As we have read, the prevalence of Alzheimer’s disease and other types of dementia is on the rise. For many, family caregiving becomes the most practical and cost-effective solution, at least for a time.

Keeping dementia individuals actively engaged in everyday activities and cognitively challenging tasks is beneficial for both body and mind and, in some cases, it can even slow the progression of the disease, Staying active and engaged can also help to reduce dementia sleep problems, as well.

I would like to share with you some tips and ideas for keeping dementia individuals active and engaged through everyday activities, outings, and social and emotional activities, many of which can be used throughout most of the stages of dementia.

1. Relate activities to the individuals work life or interests. For example, a former office worker might enjoy putting coins in a holder or help to do a mailing of letters. A former farmer may take pleasure in working in the yard, taking care of plants, by watering them and repotting them.

2. Avoid overstimulation. Try not to overstimulate the person with dementia. Be selective with outings. Avoid crowds, constant movement and noise, which many people with dementia find overwhelming.

3. Remember, activities include more than just 
planned activities. Activities can include life skills which means participating in their daily living skills. They can be encouraged to hold their toothbrush or washcloths, or to choose and item of clothing. This can also include meal time. They can be encourages to fold napkins, set the table, clear the table and wash dishes. Allowing them to water plants, dusting, allowing them to fold clothing are also good. These activities are just as good as a game of bingo.

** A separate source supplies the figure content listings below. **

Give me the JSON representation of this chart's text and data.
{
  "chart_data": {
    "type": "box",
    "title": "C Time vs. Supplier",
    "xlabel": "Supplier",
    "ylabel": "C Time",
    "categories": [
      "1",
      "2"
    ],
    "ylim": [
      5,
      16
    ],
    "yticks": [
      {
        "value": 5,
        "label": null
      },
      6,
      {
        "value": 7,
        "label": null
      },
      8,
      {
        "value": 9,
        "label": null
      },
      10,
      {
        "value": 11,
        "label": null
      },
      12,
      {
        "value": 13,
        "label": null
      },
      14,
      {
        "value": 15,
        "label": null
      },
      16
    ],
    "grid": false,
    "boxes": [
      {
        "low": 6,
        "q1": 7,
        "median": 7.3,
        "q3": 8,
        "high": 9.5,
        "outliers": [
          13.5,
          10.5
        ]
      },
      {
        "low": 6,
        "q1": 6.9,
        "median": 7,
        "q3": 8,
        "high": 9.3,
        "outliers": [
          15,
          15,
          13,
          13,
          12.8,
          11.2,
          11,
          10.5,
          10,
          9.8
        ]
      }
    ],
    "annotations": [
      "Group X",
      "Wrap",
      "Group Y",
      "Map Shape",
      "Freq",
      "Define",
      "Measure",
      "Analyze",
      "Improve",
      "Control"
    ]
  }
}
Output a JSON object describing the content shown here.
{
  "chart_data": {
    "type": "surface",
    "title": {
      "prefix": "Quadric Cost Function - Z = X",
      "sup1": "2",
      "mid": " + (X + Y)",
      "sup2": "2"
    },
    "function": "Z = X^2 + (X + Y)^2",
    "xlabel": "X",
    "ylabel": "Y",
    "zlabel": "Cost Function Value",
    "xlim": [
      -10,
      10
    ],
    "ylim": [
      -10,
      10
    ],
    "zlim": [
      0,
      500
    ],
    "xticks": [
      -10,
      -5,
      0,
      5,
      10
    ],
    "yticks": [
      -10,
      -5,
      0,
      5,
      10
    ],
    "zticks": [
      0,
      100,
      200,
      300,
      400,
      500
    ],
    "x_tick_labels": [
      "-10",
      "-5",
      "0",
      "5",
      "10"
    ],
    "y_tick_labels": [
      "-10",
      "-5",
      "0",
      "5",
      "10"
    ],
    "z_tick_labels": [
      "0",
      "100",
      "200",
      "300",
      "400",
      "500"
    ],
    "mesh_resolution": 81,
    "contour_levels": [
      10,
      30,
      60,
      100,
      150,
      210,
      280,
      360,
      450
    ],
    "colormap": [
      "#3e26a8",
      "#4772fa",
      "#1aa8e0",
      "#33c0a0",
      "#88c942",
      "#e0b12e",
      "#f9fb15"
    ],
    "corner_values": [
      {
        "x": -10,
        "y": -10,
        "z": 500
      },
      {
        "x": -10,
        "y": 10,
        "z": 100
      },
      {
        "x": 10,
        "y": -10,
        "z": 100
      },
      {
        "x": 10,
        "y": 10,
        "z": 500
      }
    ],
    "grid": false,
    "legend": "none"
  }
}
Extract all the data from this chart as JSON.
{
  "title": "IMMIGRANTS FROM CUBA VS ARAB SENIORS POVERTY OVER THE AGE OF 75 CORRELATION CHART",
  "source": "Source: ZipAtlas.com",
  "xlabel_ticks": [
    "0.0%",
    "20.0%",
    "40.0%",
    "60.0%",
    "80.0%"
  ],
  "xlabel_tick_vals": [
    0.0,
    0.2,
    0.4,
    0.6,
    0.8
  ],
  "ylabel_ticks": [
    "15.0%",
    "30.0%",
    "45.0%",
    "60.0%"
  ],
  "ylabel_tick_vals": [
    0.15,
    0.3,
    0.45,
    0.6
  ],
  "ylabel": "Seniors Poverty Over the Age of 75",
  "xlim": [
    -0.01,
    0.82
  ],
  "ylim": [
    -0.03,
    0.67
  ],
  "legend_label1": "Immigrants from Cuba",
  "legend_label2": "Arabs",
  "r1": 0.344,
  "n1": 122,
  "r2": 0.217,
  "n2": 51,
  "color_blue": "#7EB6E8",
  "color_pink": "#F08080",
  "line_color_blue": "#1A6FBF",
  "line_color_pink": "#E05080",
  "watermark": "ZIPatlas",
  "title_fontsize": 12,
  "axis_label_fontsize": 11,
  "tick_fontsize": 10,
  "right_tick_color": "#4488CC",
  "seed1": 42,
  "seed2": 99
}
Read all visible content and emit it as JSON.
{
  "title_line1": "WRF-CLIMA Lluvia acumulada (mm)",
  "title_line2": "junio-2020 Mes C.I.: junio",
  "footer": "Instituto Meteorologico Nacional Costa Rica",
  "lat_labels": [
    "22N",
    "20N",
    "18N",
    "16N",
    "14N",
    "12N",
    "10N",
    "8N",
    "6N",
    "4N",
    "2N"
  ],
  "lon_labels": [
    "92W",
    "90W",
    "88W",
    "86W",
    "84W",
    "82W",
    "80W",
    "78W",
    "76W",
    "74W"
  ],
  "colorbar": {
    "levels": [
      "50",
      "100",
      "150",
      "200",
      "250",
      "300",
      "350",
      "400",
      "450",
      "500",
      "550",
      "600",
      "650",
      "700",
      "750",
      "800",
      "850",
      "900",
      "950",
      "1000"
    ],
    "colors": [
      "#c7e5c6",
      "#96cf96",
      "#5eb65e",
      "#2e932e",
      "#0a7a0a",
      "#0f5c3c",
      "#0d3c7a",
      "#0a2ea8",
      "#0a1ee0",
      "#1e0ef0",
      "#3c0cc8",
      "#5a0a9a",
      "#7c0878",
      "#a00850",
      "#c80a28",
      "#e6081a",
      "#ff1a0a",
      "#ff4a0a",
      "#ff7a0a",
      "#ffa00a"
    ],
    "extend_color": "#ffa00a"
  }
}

4. Choose activities that aren’t too easy or too hard. If an activity is too simple or childlike (ex: coloring books for kids) the person may feel insulted or bored. If it requires remembering sequences or is above their cognition level, “it will frustrate and turn them off.”

5. For many people with dementia, listening to music, dancing or contact with babies, children and animals provide positive feelings. People with dementia, can generally have good memories of the past, so looking through photo books can help recall earlier times.

6. Continue to go on outings as long as you and the individual are comfortable with these outings (Of, course during COVID-19 times, this would need to be altered). They may still like to go and eat at their favorite restaurant; spend time in the park, shopping mall, and museum or movie theatre.

7. A tablet or smartphone can be a useful tool for social connection as well as access to puzzles, games and other activities.  From online game and puzzles to Skype and Zoom, They provide a way to stay engaged with others.

Keep in mind it’s about engagement, not about outcome or achievements. Don’t worry about how the activity should be done or what the end product might be, as individuals in the middle and late stages of dementia are not capable of understanding the goal of an activity.

Just enjoy the process and the current moment of doing things with your loved ones!